Every once in awhile you stumble onto something in this industry that makes you say, “Hmm, now that’s really different.” Sometimes it’s product; sometimes it’s not.
San Francisco-based hardwood flooring importer Struxtur, marketers of the Hewn hardwood line, offers a product portfolio that is not appreciably different than the hundreds of other wood flooring brands already on retailers’ shelves. And the company knows it. “Wood is wood. It’s a matter of how you package it,” said marketing manager Matthew Consola. And this company’s merchandising and promotion is unlike anything you’ve seen.
This is not to say Hewn is a me-too product. The engineered line offers colors that in the past could only be achieved through on- site staining of unfinished wood. But it truly is the packaging that sets Hewn apart from the masses.
The story begins with Jeanette Lam, who launched Struxtur a little over two years ago as a private-label supplier for distributors and retailers. Lam saw a certain degree of sameness to every wood flooring line and the marketing of such.
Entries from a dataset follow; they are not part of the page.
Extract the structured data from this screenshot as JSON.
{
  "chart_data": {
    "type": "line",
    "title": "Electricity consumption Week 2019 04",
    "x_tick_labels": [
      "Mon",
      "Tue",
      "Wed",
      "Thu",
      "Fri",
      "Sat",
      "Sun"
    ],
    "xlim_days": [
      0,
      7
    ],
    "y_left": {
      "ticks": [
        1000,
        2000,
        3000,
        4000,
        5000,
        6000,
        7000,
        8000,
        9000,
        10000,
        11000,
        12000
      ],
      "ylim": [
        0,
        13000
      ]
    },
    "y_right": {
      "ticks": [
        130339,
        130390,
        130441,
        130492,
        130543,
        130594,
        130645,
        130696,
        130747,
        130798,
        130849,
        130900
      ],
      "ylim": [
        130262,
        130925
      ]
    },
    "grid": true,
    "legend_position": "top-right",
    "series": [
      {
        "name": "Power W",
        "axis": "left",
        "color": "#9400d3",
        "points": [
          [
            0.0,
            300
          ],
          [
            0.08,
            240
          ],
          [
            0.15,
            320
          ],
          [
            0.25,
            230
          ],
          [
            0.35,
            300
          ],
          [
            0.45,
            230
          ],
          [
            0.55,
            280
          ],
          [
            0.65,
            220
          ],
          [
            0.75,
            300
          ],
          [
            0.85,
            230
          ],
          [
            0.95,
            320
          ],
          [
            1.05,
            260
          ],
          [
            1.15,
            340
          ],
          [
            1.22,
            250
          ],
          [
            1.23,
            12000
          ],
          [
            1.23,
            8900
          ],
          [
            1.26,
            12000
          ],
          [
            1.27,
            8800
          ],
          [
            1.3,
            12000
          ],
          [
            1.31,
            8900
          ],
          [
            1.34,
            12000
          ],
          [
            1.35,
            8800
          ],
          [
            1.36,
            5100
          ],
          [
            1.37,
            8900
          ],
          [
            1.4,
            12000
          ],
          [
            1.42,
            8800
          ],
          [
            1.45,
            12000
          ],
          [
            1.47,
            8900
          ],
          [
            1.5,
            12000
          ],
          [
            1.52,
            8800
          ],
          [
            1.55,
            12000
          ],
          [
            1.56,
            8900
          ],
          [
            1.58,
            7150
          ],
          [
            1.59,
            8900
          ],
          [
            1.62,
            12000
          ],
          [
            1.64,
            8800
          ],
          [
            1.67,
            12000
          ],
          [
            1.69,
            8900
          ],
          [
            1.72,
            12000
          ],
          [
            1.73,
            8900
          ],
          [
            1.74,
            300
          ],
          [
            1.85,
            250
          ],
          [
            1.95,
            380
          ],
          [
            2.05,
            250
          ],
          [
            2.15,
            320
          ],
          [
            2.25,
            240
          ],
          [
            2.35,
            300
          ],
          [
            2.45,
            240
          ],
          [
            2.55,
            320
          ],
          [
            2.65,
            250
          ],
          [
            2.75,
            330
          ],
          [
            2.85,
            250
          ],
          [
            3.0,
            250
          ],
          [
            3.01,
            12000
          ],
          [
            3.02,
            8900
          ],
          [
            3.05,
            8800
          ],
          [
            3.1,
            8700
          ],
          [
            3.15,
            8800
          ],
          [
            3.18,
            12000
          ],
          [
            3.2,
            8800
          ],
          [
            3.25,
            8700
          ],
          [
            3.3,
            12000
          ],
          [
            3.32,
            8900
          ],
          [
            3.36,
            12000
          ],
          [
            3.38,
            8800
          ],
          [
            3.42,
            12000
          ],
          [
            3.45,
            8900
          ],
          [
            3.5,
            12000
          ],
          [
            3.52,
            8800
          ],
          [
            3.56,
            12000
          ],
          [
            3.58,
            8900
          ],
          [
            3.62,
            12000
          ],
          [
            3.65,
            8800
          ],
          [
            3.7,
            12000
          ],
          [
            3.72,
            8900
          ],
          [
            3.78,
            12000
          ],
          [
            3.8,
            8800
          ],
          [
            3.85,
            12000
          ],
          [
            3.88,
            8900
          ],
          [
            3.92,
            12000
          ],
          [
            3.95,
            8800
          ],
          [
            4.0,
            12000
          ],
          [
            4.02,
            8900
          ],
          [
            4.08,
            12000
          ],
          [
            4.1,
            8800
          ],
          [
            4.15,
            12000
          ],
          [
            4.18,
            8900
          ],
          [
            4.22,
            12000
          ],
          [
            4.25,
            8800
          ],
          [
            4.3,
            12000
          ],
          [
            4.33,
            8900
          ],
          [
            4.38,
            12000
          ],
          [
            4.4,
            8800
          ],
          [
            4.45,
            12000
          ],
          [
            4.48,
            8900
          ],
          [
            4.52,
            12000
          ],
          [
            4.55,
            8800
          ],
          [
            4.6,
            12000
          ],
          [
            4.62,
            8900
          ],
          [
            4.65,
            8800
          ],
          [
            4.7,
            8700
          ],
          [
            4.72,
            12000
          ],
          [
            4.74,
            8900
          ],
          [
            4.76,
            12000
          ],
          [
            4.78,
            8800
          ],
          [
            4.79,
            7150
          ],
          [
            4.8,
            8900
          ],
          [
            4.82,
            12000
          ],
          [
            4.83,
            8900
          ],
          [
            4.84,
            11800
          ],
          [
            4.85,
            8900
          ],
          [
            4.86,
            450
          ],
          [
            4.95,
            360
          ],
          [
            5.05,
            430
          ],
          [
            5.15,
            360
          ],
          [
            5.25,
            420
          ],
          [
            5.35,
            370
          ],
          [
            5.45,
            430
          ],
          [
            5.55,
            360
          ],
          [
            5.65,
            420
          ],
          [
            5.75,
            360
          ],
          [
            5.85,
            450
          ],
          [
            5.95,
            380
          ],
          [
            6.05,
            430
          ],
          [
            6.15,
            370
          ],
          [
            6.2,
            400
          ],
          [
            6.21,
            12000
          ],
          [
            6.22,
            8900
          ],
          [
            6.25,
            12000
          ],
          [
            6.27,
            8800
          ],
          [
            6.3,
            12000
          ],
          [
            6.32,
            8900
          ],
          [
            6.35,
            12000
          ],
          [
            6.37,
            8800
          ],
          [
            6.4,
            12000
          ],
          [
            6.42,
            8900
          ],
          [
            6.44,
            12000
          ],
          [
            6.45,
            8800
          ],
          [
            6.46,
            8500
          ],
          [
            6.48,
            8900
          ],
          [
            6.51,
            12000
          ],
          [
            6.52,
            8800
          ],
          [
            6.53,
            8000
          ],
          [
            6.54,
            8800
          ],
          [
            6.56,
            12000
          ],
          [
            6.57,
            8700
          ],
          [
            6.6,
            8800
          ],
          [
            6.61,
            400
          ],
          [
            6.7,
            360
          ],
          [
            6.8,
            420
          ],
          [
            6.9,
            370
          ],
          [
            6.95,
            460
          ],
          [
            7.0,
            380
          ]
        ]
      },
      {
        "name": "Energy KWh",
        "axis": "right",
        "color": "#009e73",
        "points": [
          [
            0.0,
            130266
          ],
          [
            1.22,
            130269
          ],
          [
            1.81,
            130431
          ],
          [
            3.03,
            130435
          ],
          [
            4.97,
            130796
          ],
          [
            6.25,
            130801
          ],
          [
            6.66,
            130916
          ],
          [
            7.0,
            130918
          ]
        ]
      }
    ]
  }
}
At the same time, she saw a niche that no hardwood flooring supplier seemed to be attacking: a younger demographic.
Struxtur’s position is that the younger set seeks something uniquely their own. That’s why the Hewn merchandising is very GAP, very Banana Republic, showing the type of people to whom the company is actually branding. Think fresh, think exciting. “It’s marketing done with a purpose,” Consola said, equating Struxtur to the Apple of the industry and Hewn to the iPod.
The “hip” approach extends from the merchandising to marketing. Don’t expect to find Hewn ads in shelter magazines. No sir. Given that Struxtur is targeting the 30- to 45-year-old, urban, educated market as well as trying to educate the 20- to 30-year- ld market coming up behind them, the company for now has chosen “viral marketing.” No, you don’t have to take an antibiotic. Viral marketing is a term that encompasses elements of the Internet. Hewn right now has My Space and Facebook pages as if the brand were a person. It has friends to whom it is networking. It is telling people about this product without hard selling them. It blogs. The idea is that when this crowd is ready to buy their first hardwood floors, they will know who and what Hewn is.
Another point of differentiation is the mix-and-match design options. The company seeks to educate consumers on how to build a perfect room around its floors. And it does so on the back of the actual product sample. Every sample offers a color story for each of the 28 hues. It specifically tells the consumer if you choose this color, this is the feel it will bring to your room. It shows how floor, wall and accent colors all work together. Then you can take those colors and bring them into wallpaper, fabrics and accessories.
Struxtur may never be the biggest, but it also will never be boring.